POZYSKAŁEM
DORADCĘ
Nietypowy komentarz do publikacji w rubryce
"III RP - państwo bezprawników" (część mojego "Bloga weredyka") 9.12.2012 otrzymałem.
O autorze podpisującym się imieniem Krzysztof wiem tylko tyle, że jest klientem
poczty elektronicznej Wirtualnej Polski.
Nazywając mnie "Szanownym Panem redaktorem",
korespondent zaczyna od ostrzeżenia, że blogowanie - wszystkie cytaty jak w
oryginale - "to bardzo nieskuteczny, a ponadto niebezpieczny sposób [na]
dochodzenie swoich praw człowieków i obywatelów".
Po takim wstępie już zacząłem się bać o
swoją wolność i zastanawiać nad sensem pisania prawdy.
"Jedynym w Pańskiej sytuacji sposobem jest
nękanie stronniczych sędziów wnioskami, których obfitym źródłem jest kodeks
cywilny i jego emanacja kodeks postępowania cywilnego oraz ponadto inne
przepisy prawnicze" - zauważa Pan Krzysztof.
Nie tylko, ale też…
"Jeżeli ma Pan więcej energii niż złości,
niech Pan również nęka wszelkie możliwe instytucje III RP, w tym ministrów, informując
je o Pańskiej krzywdzie" - radzi życzliwie.
Najwyraźniej Czytelnik zabrał się do lektury mojego
bloga od końca i nie dobrnął (nie dziwię się, byłoby to wielce czasochłonne) do
początku. Przeoczył więc liczne skargi, adresowane m.in. do kolejnych ministrów
sprawiedliwości i do rzecznika praw obywatelskich, że o najwyższych władzach
naszego "państwa prawa" nie wspomnę. Rezultat tej epistolografii? Równie
skuteczne byłoby pisanie na Berdyczów.
"Tylko że nie można czynić tego złośliwie,
ironicznie itd. Niech Pan będzie śmiertelnie poważny i rzeczowy".
Cholera, nie potrafię inaczej! Lubię zabijać
głupotę śmiechem.
"Mniej więcej po 9 latach odniesie Pan
sukces i dojdzie sprawiedliwości" - gwarantuje doradca.

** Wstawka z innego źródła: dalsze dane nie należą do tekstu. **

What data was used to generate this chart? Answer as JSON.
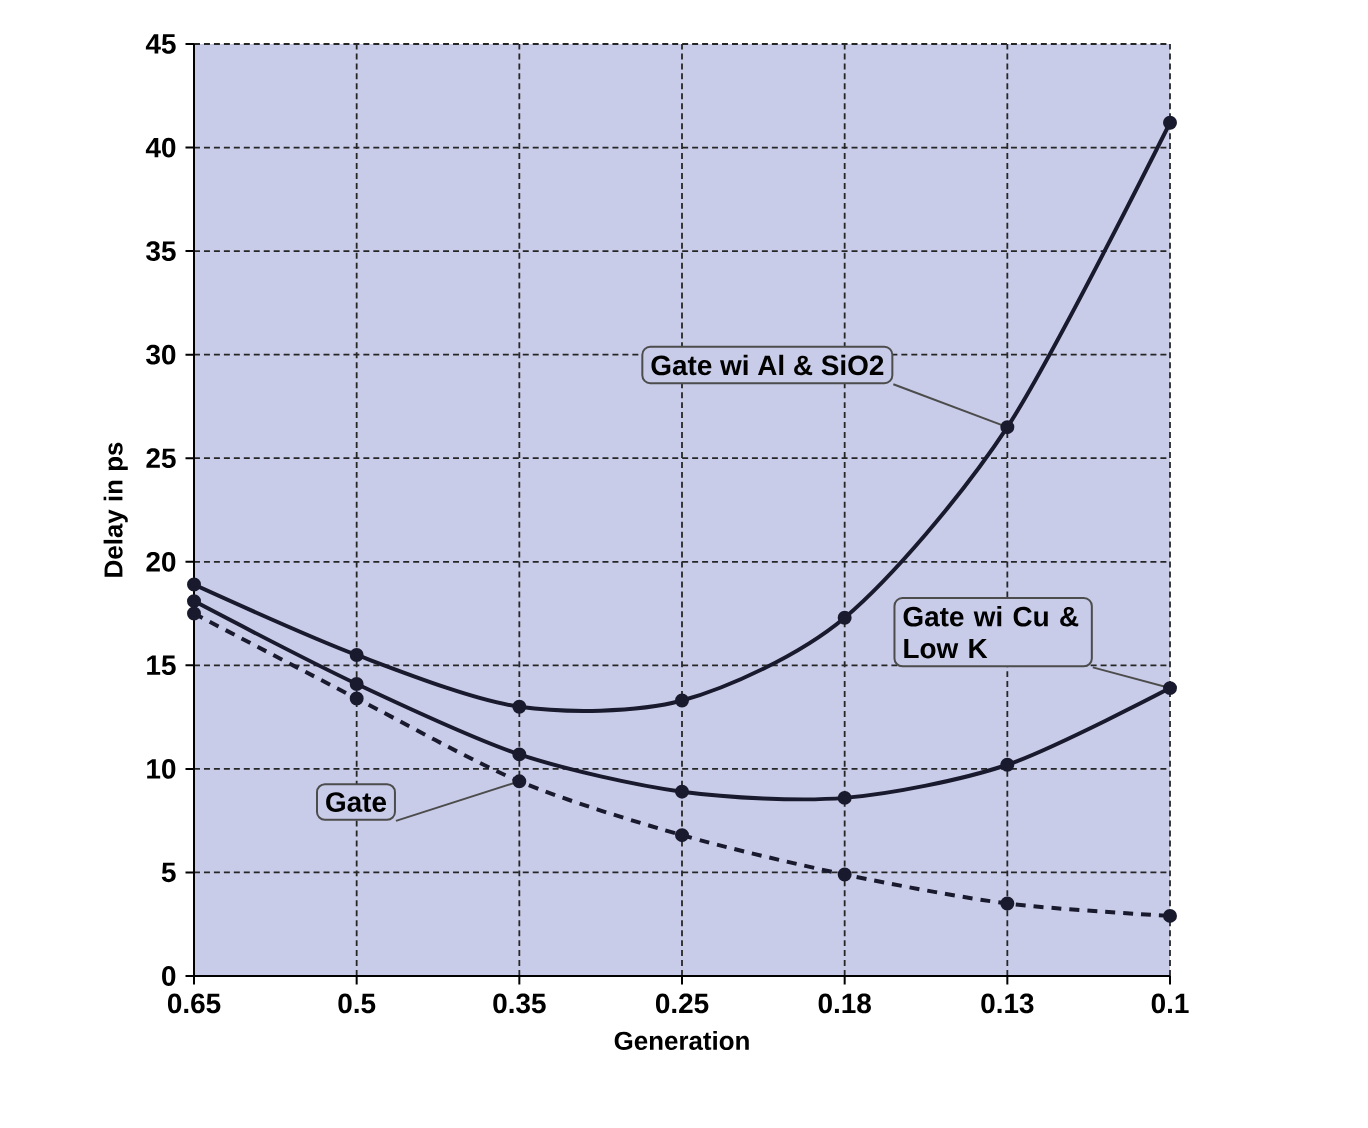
{
  "chart_data": {
    "type": "line",
    "xlabel": "Generation",
    "ylabel": "Delay in ps",
    "categories": [
      "0.65",
      "0.5",
      "0.35",
      "0.25",
      "0.18",
      "0.13",
      "0.1"
    ],
    "series": [
      {
        "name": "Gate wi Al & SiO2",
        "color": "#1a1a2e",
        "values": [
          18.9,
          15.5,
          13.0,
          13.3,
          17.3,
          26.5,
          41.2
        ],
        "line_style": "solid"
      },
      {
        "name": "Gate wi Cu & Low K",
        "color": "#1a1a2e",
        "values": [
          18.1,
          14.1,
          10.7,
          8.9,
          8.6,
          10.2,
          13.9
        ],
        "line_style": "solid"
      },
      {
        "name": "Gate",
        "color": "#1a1a2e",
        "values": [
          17.5,
          13.4,
          9.4,
          6.8,
          4.9,
          3.5,
          2.9
        ],
        "line_style": "dashed"
      }
    ],
    "ylim": [
      0,
      45
    ],
    "yticks": [
      0,
      5,
      10,
      15,
      20,
      25,
      30,
      35,
      40,
      45
    ],
    "grid": true,
    "legend": false,
    "marker": "circle"
  }
}
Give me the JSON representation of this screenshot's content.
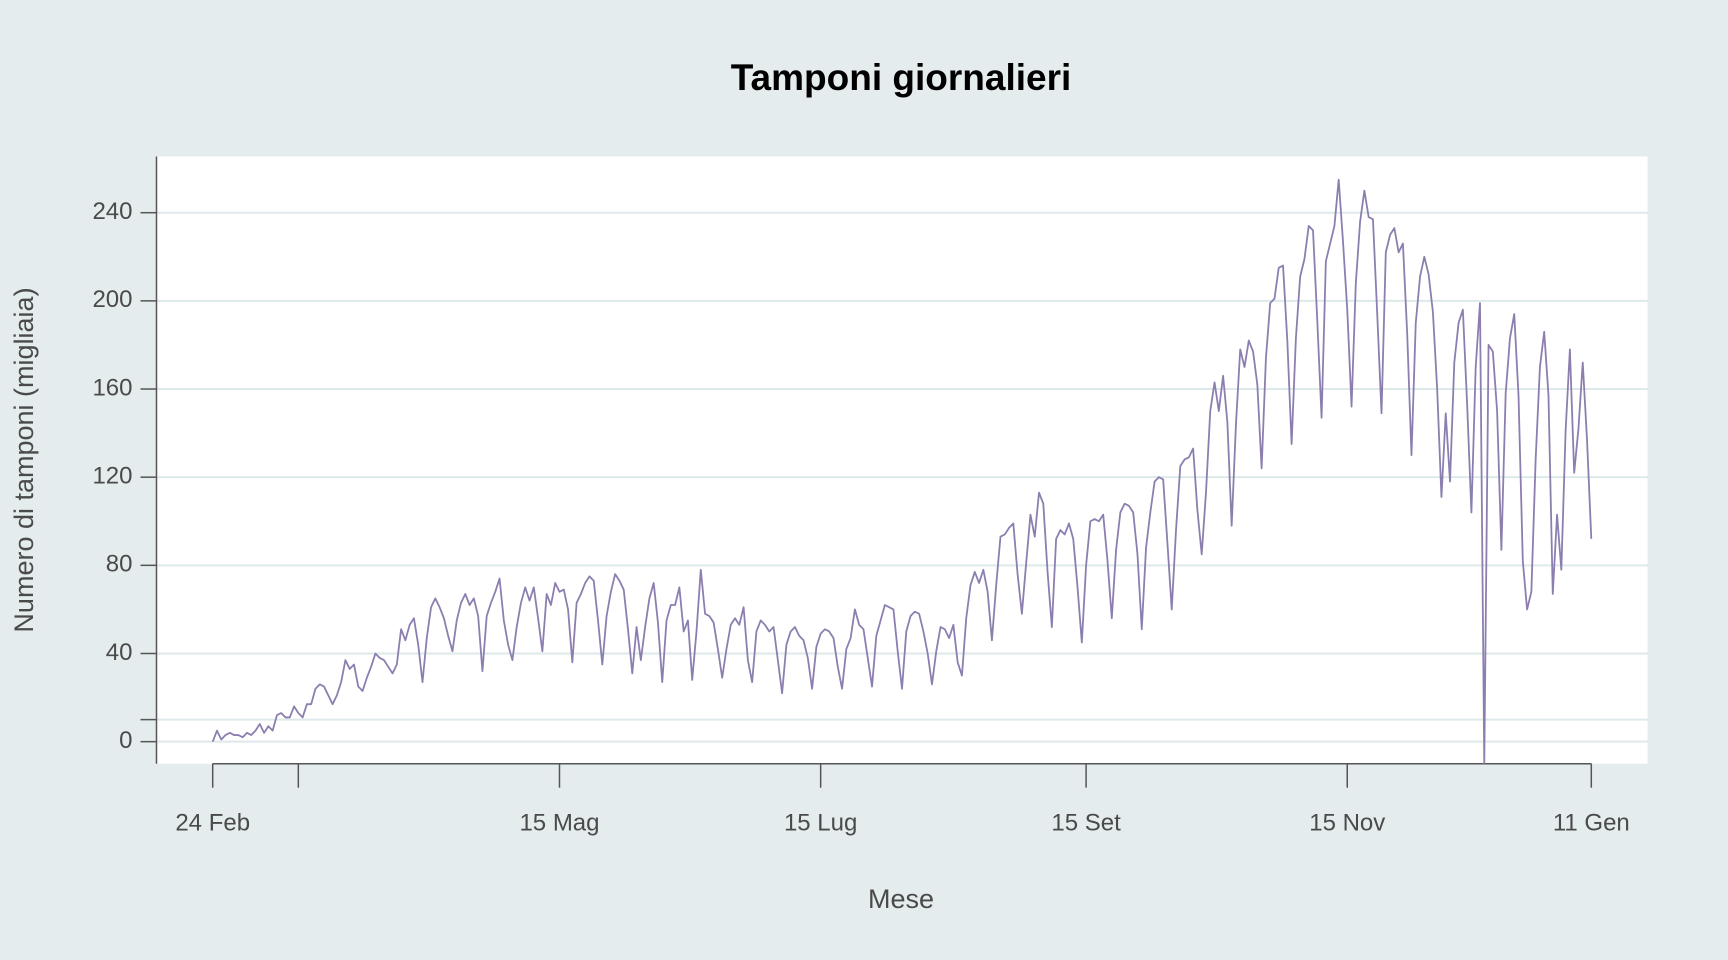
{
  "chart_data": {
    "type": "line",
    "title": "Tamponi giornalieri",
    "x_label": "Mese",
    "y_label": "Numero di tamponi (migliaia)",
    "color": "#8c7fb0",
    "grid": true,
    "x": [
      "24 Feb",
      "25 Feb",
      "26 Feb",
      "27 Feb",
      "28 Feb",
      "29 Feb",
      "1 Mar",
      "2 Mar",
      "3 Mar",
      "4 Mar",
      "5 Mar",
      "6 Mar",
      "7 Mar",
      "8 Mar",
      "9 Mar",
      "10 Mar",
      "11 Mar",
      "12 Mar",
      "13 Mar",
      "14 Mar",
      "15 Mar",
      "16 Mar",
      "17 Mar",
      "18 Mar",
      "19 Mar",
      "20 Mar",
      "21 Mar",
      "22 Mar",
      "23 Mar",
      "24 Mar",
      "25 Mar",
      "26 Mar",
      "27 Mar",
      "28 Mar",
      "29 Mar",
      "30 Mar",
      "31 Mar",
      "1 Apr",
      "2 Apr",
      "3 Apr",
      "4 Apr",
      "5 Apr",
      "6 Apr",
      "7 Apr",
      "8 Apr",
      "9 Apr",
      "10 Apr",
      "11 Apr",
      "12 Apr",
      "13 Apr",
      "14 Apr",
      "15 Apr",
      "16 Apr",
      "17 Apr",
      "18 Apr",
      "19 Apr",
      "20 Apr",
      "21 Apr",
      "22 Apr",
      "23 Apr",
      "24 Apr",
      "25 Apr",
      "26 Apr",
      "27 Apr",
      "28 Apr",
      "29 Apr",
      "30 Apr",
      "1 Mag",
      "2 Mag",
      "3 Mag",
      "4 Mag",
      "5 Mag",
      "6 Mag",
      "7 Mag",
      "8 Mag",
      "9 Mag",
      "10 Mag",
      "11 Mag",
      "12 Mag",
      "13 Mag",
      "14 Mag",
      "15 Mag",
      "16 Mag",
      "17 Mag",
      "18 Mag",
      "19 Mag",
      "20 Mag",
      "21 Mag",
      "22 Mag",
      "23 Mag",
      "24 Mag",
      "25 Mag",
      "26 Mag",
      "27 Mag",
      "28 Mag",
      "29 Mag",
      "30 Mag",
      "31 Mag",
      "1 Giu",
      "2 Giu",
      "3 Giu",
      "4 Giu",
      "5 Giu",
      "6 Giu",
      "7 Giu",
      "8 Giu",
      "9 Giu",
      "10 Giu",
      "11 Giu",
      "12 Giu",
      "13 Giu",
      "14 Giu",
      "15 Giu",
      "16 Giu",
      "17 Giu",
      "18 Giu",
      "19 Giu",
      "20 Giu",
      "21 Giu",
      "22 Giu",
      "23 Giu",
      "24 Giu",
      "25 Giu",
      "26 Giu",
      "27 Giu",
      "28 Giu",
      "29 Giu",
      "30 Giu",
      "1 Lug",
      "2 Lug",
      "3 Lug",
      "4 Lug",
      "5 Lug",
      "6 Lug",
      "7 Lug",
      "8 Lug",
      "9 Lug",
      "10 Lug",
      "11 Lug",
      "12 Lug",
      "13 Lug",
      "14 Lug",
      "15 Lug",
      "16 Lug",
      "17 Lug",
      "18 Lug",
      "19 Lug",
      "20 Lug",
      "21 Lug",
      "22 Lug",
      "23 Lug",
      "24 Lug",
      "25 Lug",
      "26 Lug",
      "27 Lug",
      "28 Lug",
      "29 Lug",
      "30 Lug",
      "31 Lug",
      "1 Ago",
      "2 Ago",
      "3 Ago",
      "4 Ago",
      "5 Ago",
      "6 Ago",
      "7 Ago",
      "8 Ago",
      "9 Ago",
      "10 Ago",
      "11 Ago",
      "12 Ago",
      "13 Ago",
      "14 Ago",
      "15 Ago",
      "16 Ago",
      "17 Ago",
      "18 Ago",
      "19 Ago",
      "20 Ago",
      "21 Ago",
      "22 Ago",
      "23 Ago",
      "24 Ago",
      "25 Ago",
      "26 Ago",
      "27 Ago",
      "28 Ago",
      "29 Ago",
      "30 Ago",
      "31 Ago",
      "1 Set",
      "2 Set",
      "3 Set",
      "4 Set",
      "5 Set",
      "6 Set",
      "7 Set",
      "8 Set",
      "9 Set",
      "10 Set",
      "11 Set",
      "12 Set",
      "13 Set",
      "14 Set",
      "15 Set",
      "16 Set",
      "17 Set",
      "18 Set",
      "19 Set",
      "20 Set",
      "21 Set",
      "22 Set",
      "23 Set",
      "24 Set",
      "25 Set",
      "26 Set",
      "27 Set",
      "28 Set",
      "29 Set",
      "30 Set",
      "1 Ott",
      "2 Ott",
      "3 Ott",
      "4 Ott",
      "5 Ott",
      "6 Ott",
      "7 Ott",
      "8 Ott",
      "9 Ott",
      "10 Ott",
      "11 Ott",
      "12 Ott",
      "13 Ott",
      "14 Ott",
      "15 Ott",
      "16 Ott",
      "17 Ott",
      "18 Ott",
      "19 Ott",
      "20 Ott",
      "21 Ott",
      "22 Ott",
      "23 Ott",
      "24 Ott",
      "25 Ott",
      "26 Ott",
      "27 Ott",
      "28 Ott",
      "29 Ott",
      "30 Ott",
      "31 Ott",
      "1 Nov",
      "2 Nov",
      "3 Nov",
      "4 Nov",
      "5 Nov",
      "6 Nov",
      "7 Nov",
      "8 Nov",
      "9 Nov",
      "10 Nov",
      "11 Nov",
      "12 Nov",
      "13 Nov",
      "14 Nov",
      "15 Nov",
      "16 Nov",
      "17 Nov",
      "18 Nov",
      "19 Nov",
      "20 Nov",
      "21 Nov",
      "22 Nov",
      "23 Nov",
      "24 Nov",
      "25 Nov",
      "26 Nov",
      "27 Nov",
      "28 Nov",
      "29 Nov",
      "30 Nov",
      "1 Dic",
      "2 Dic",
      "3 Dic",
      "4 Dic",
      "5 Dic",
      "6 Dic",
      "7 Dic",
      "8 Dic",
      "9 Dic",
      "10 Dic",
      "11 Dic",
      "12 Dic",
      "13 Dic",
      "14 Dic",
      "15 Dic",
      "16 Dic",
      "17 Dic",
      "18 Dic",
      "19 Dic",
      "20 Dic",
      "21 Dic",
      "22 Dic",
      "23 Dic",
      "24 Dic",
      "25 Dic",
      "26 Dic",
      "27 Dic",
      "28 Dic",
      "29 Dic",
      "30 Dic",
      "31 Dic",
      "1 Gen",
      "2 Gen",
      "3 Gen",
      "4 Gen",
      "5 Gen",
      "6 Gen",
      "7 Gen",
      "8 Gen",
      "9 Gen",
      "10 Gen",
      "11 Gen"
    ],
    "values": [
      0,
      5,
      1,
      3,
      4,
      3,
      3,
      2,
      4,
      3,
      5,
      8,
      4,
      7,
      5,
      12,
      13,
      11,
      11,
      16,
      13,
      11,
      17,
      17,
      24,
      26,
      25,
      21,
      17,
      21,
      27,
      37,
      33,
      35,
      25,
      23,
      29,
      34,
      40,
      38,
      37,
      34,
      31,
      35,
      51,
      46,
      53,
      56,
      44,
      27,
      47,
      61,
      65,
      61,
      56,
      48,
      41,
      55,
      63,
      67,
      62,
      65,
      57,
      32,
      57,
      63,
      68,
      74,
      55,
      44,
      37,
      52,
      63,
      70,
      64,
      70,
      56,
      41,
      67,
      62,
      72,
      68,
      69,
      60,
      36,
      63,
      67,
      72,
      75,
      73,
      55,
      35,
      57,
      68,
      76,
      73,
      69,
      51,
      31,
      52,
      37,
      52,
      65,
      72,
      54,
      27,
      55,
      62,
      62,
      70,
      50,
      55,
      28,
      50,
      78,
      58,
      57,
      54,
      42,
      29,
      42,
      53,
      56,
      53,
      61,
      37,
      27,
      50,
      55,
      53,
      50,
      52,
      37,
      22,
      44,
      50,
      52,
      48,
      46,
      38,
      24,
      43,
      49,
      51,
      50,
      47,
      34,
      24,
      42,
      47,
      60,
      53,
      51,
      38,
      25,
      48,
      55,
      62,
      61,
      60,
      41,
      24,
      50,
      57,
      59,
      58,
      50,
      40,
      26,
      41,
      52,
      51,
      47,
      53,
      36,
      30,
      56,
      71,
      77,
      72,
      78,
      68,
      46,
      71,
      93,
      94,
      97,
      99,
      76,
      58,
      81,
      103,
      93,
      113,
      108,
      77,
      52,
      92,
      96,
      94,
      99,
      92,
      70,
      45,
      80,
      100,
      101,
      100,
      103,
      82,
      56,
      87,
      104,
      108,
      107,
      104,
      85,
      51,
      88,
      104,
      118,
      120,
      119,
      90,
      60,
      96,
      125,
      128,
      129,
      133,
      105,
      85,
      113,
      150,
      163,
      150,
      166,
      145,
      98,
      144,
      178,
      170,
      182,
      177,
      162,
      124,
      174,
      199,
      201,
      215,
      216,
      182,
      135,
      183,
      211,
      219,
      234,
      232,
      191,
      147,
      218,
      226,
      234,
      255,
      227,
      196,
      152,
      208,
      236,
      250,
      238,
      237,
      194,
      149,
      222,
      230,
      233,
      222,
      226,
      185,
      130,
      190,
      211,
      220,
      212,
      195,
      160,
      111,
      149,
      118,
      172,
      190,
      196,
      153,
      104,
      170,
      199,
      -10,
      180,
      177,
      150,
      87,
      158,
      183,
      194,
      157,
      82,
      60,
      68,
      128,
      170,
      186,
      157,
      67,
      103,
      78,
      141,
      178,
      122,
      142,
      172,
      137,
      92
    ],
    "xticks": [
      "24 Feb",
      {
        "value": "15 Mar",
        "label": null
      },
      "15 Mag",
      "15 Lug",
      "15 Set",
      "15 Nov",
      "11 Gen"
    ],
    "ylim": [
      -10,
      265.5
    ],
    "yticks": [
      0,
      {
        "value": 10,
        "label": null
      },
      40,
      80,
      120,
      160,
      200,
      240
    ]
  }
}
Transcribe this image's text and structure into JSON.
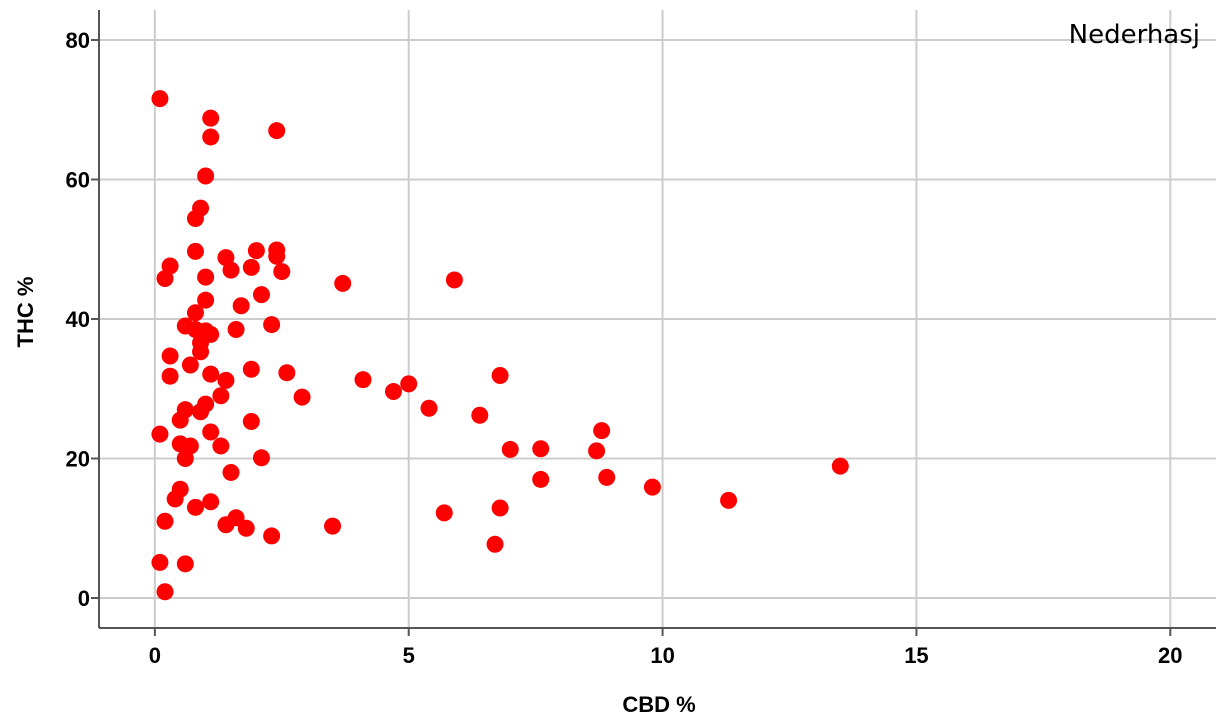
{
  "chart_data": {
    "type": "scatter",
    "title": "",
    "annotation": "Nederhasj",
    "xlabel": "CBD %",
    "ylabel": "THC %",
    "xlim": [
      -1.1,
      20.9
    ],
    "ylim": [
      -4.3,
      84.3
    ],
    "xticks": [
      0,
      5,
      10,
      15,
      20
    ],
    "yticks": [
      0,
      20,
      40,
      60,
      80
    ],
    "grid": true,
    "point_color": "#ff0000",
    "points": [
      [
        0.1,
        71.6
      ],
      [
        0.2,
        45.8
      ],
      [
        0.3,
        47.6
      ],
      [
        0.1,
        23.5
      ],
      [
        0.3,
        34.7
      ],
      [
        0.3,
        31.8
      ],
      [
        0.1,
        5.1
      ],
      [
        0.2,
        11.0
      ],
      [
        0.2,
        0.9
      ],
      [
        0.4,
        14.2
      ],
      [
        0.5,
        15.6
      ],
      [
        0.5,
        22.1
      ],
      [
        0.5,
        25.5
      ],
      [
        0.6,
        27.0
      ],
      [
        0.6,
        20.0
      ],
      [
        0.6,
        4.9
      ],
      [
        0.6,
        39.0
      ],
      [
        0.7,
        33.4
      ],
      [
        0.7,
        21.8
      ],
      [
        0.8,
        49.7
      ],
      [
        0.8,
        54.4
      ],
      [
        0.8,
        40.9
      ],
      [
        0.8,
        38.5
      ],
      [
        0.8,
        13.0
      ],
      [
        0.9,
        55.9
      ],
      [
        0.9,
        35.3
      ],
      [
        0.9,
        36.6
      ],
      [
        0.9,
        26.7
      ],
      [
        1.0,
        60.5
      ],
      [
        1.0,
        46.0
      ],
      [
        1.0,
        42.7
      ],
      [
        1.0,
        38.3
      ],
      [
        1.0,
        27.8
      ],
      [
        1.1,
        68.8
      ],
      [
        1.1,
        66.1
      ],
      [
        1.1,
        37.8
      ],
      [
        1.1,
        32.1
      ],
      [
        1.1,
        23.8
      ],
      [
        1.1,
        13.8
      ],
      [
        1.3,
        29.0
      ],
      [
        1.3,
        21.8
      ],
      [
        1.4,
        48.8
      ],
      [
        1.4,
        31.2
      ],
      [
        1.4,
        10.5
      ],
      [
        1.5,
        47.0
      ],
      [
        1.5,
        18.0
      ],
      [
        1.6,
        38.5
      ],
      [
        1.6,
        11.5
      ],
      [
        1.7,
        41.9
      ],
      [
        1.8,
        10.0
      ],
      [
        1.9,
        47.4
      ],
      [
        1.9,
        32.8
      ],
      [
        1.9,
        25.3
      ],
      [
        2.0,
        49.8
      ],
      [
        2.1,
        43.5
      ],
      [
        2.1,
        20.1
      ],
      [
        2.3,
        39.2
      ],
      [
        2.3,
        8.9
      ],
      [
        2.4,
        67.0
      ],
      [
        2.4,
        49.9
      ],
      [
        2.4,
        49.0
      ],
      [
        2.5,
        46.8
      ],
      [
        2.6,
        32.3
      ],
      [
        2.9,
        28.8
      ],
      [
        3.5,
        10.3
      ],
      [
        3.7,
        45.1
      ],
      [
        4.1,
        31.3
      ],
      [
        4.7,
        29.6
      ],
      [
        5.0,
        30.7
      ],
      [
        5.4,
        27.2
      ],
      [
        5.7,
        12.2
      ],
      [
        5.9,
        45.6
      ],
      [
        6.4,
        26.2
      ],
      [
        6.7,
        7.7
      ],
      [
        6.8,
        31.9
      ],
      [
        6.8,
        12.9
      ],
      [
        7.0,
        21.3
      ],
      [
        7.6,
        21.4
      ],
      [
        7.6,
        17.0
      ],
      [
        8.7,
        21.1
      ],
      [
        8.8,
        24.0
      ],
      [
        8.9,
        17.3
      ],
      [
        9.8,
        15.9
      ],
      [
        11.3,
        14.0
      ],
      [
        13.5,
        18.9
      ]
    ]
  }
}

Optymista! Nie wziął pod uwagę, że już
21.12.2012 będzie koniec świata.
"Życzę powodzenia w walce z bezprawiem. Wszak
aby zło, w tym bezprawie tryumfowało, trzeba zgody dobrych ludzi. Dopóki Pan
żyje i ma siły, proszę walczyć. Mogę Panu kibicować komentując kolejne
posunięcia".
Bardzo proszę! Może mi te komentarze nie pomogą, ale na pewno nie zaszkodzą.
Bardzo proszę! Może mi te komentarze nie pomogą, ale na pewno nie zaszkodzą.